Police have recovered two suitcases of explosives weighing 20 kilograms each and there were at least two more on the carriage that caught fire, indicating that more than two bombers were involved, NDTV quoted the unnamed experts as saying.
Meanwhile, Pakistan Foreign Minister Khurshid Mehmood Kasuri, who is on a four-day visit to India, said in interviews to Indian television channels that he hoped New Delhi would share information on the blasts with Islamabad before the first meeting of their joint anti-terror panel scheduled for March 6 to make that meeting more 'meaningful.'
After scheduled talks in the Indian capital Wednesday, Kasuri and his Indian counterpart Pranab Mukherjee condemned the blasts and vowed to continue with their ongoing dialogue to improve relations.
Both countries see the terrorist attack as an attempt to derail their peace process.

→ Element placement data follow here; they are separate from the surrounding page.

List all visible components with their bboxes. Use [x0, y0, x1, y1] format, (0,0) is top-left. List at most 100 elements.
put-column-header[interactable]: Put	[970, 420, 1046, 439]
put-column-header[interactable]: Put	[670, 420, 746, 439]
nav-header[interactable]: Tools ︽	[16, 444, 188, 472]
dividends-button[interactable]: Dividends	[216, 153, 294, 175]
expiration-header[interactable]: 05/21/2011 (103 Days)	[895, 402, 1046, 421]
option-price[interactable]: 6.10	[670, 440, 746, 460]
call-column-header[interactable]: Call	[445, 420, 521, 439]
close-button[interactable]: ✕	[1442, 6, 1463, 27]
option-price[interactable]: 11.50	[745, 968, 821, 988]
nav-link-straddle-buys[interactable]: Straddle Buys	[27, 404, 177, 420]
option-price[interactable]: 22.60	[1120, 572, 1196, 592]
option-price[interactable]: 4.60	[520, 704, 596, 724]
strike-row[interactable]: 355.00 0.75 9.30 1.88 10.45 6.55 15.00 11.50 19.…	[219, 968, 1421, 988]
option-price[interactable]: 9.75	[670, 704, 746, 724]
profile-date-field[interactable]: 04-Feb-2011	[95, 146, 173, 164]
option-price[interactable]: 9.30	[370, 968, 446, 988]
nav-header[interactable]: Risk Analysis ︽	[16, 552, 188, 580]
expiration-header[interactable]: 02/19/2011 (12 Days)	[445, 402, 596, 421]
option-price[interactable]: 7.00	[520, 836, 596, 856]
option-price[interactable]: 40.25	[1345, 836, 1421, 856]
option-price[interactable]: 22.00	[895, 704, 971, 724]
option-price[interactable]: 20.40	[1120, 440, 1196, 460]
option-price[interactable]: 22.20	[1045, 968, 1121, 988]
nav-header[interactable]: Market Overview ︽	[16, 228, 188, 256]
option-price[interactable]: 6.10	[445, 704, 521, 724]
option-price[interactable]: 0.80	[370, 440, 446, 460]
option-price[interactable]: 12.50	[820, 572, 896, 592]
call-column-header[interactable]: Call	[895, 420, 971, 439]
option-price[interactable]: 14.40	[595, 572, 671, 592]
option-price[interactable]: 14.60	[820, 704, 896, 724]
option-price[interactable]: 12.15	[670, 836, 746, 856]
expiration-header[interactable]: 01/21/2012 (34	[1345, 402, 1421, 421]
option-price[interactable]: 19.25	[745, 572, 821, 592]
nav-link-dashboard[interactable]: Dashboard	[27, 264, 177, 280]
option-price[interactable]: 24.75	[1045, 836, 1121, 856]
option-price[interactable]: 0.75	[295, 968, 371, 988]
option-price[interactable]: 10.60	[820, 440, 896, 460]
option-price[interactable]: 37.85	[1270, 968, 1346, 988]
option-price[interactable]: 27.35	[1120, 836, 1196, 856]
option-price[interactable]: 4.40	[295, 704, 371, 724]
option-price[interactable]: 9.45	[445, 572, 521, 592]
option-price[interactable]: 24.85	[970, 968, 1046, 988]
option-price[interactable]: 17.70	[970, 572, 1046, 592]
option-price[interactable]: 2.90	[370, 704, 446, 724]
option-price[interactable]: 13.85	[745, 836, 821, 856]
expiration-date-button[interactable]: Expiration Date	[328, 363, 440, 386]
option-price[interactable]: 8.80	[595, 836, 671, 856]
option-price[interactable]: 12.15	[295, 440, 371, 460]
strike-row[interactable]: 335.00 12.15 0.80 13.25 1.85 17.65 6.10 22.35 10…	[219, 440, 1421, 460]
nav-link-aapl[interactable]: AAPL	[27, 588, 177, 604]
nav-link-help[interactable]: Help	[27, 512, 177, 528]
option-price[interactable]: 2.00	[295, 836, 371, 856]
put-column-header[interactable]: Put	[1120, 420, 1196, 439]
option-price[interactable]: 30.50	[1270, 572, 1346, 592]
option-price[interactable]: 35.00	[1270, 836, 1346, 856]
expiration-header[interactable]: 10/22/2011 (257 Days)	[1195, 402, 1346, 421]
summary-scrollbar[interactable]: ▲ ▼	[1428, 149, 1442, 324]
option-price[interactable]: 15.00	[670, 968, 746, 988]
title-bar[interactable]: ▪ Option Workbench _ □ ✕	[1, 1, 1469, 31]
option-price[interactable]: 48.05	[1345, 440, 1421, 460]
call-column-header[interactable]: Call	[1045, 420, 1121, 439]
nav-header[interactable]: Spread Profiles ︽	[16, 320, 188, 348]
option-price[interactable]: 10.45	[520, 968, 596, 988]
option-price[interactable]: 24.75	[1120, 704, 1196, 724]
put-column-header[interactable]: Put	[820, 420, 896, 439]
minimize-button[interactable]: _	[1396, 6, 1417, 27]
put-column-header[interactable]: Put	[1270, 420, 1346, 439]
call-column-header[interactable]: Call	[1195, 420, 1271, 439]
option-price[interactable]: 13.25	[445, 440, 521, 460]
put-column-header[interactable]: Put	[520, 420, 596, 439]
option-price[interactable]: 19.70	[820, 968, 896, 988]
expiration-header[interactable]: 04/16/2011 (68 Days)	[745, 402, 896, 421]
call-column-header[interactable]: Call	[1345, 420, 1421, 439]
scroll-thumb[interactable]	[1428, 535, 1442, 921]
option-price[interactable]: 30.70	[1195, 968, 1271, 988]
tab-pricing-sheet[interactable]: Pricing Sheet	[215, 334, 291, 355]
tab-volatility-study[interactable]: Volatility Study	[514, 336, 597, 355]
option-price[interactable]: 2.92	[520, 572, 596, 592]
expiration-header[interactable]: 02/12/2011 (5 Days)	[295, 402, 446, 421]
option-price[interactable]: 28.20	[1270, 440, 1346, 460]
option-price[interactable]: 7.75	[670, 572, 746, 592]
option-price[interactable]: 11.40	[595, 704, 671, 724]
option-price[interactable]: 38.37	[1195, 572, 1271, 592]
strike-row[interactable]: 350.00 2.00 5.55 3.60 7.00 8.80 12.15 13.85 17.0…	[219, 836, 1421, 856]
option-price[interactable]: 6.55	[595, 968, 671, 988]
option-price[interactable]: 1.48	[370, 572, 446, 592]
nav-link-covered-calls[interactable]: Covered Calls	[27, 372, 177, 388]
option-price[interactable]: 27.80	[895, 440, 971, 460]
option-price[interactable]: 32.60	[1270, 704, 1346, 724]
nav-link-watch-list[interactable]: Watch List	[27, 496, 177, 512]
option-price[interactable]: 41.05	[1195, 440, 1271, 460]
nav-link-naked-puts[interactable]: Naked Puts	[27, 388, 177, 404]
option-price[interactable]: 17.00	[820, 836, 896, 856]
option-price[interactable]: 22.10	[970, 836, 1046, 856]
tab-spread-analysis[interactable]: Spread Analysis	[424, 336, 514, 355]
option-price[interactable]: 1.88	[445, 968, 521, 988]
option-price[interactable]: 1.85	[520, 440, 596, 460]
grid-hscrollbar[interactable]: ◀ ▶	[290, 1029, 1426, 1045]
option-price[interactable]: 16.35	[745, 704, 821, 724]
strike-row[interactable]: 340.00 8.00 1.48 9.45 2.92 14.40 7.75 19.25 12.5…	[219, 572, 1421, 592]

India has not resorted to its usual finger-pointing at Pakistan- based Islamic militant groups after the blasts. But there have been reports in the Indian media quoting unnamed intelligence officials saying that Pakistan-based militant groups may have been responsible.
India's Foreign Ministry spokesperson Navtej Sarna said at a briefing Thursday: 'We hope that authorities in Pakistan will extend all cooperation in the investigations, whenever required, in the interest of identifying and punishing the guilty.'
The nuclear-capable South Asian neighbours have fought three wars since their independence in 1947, two of them over the disputed Kashmir region.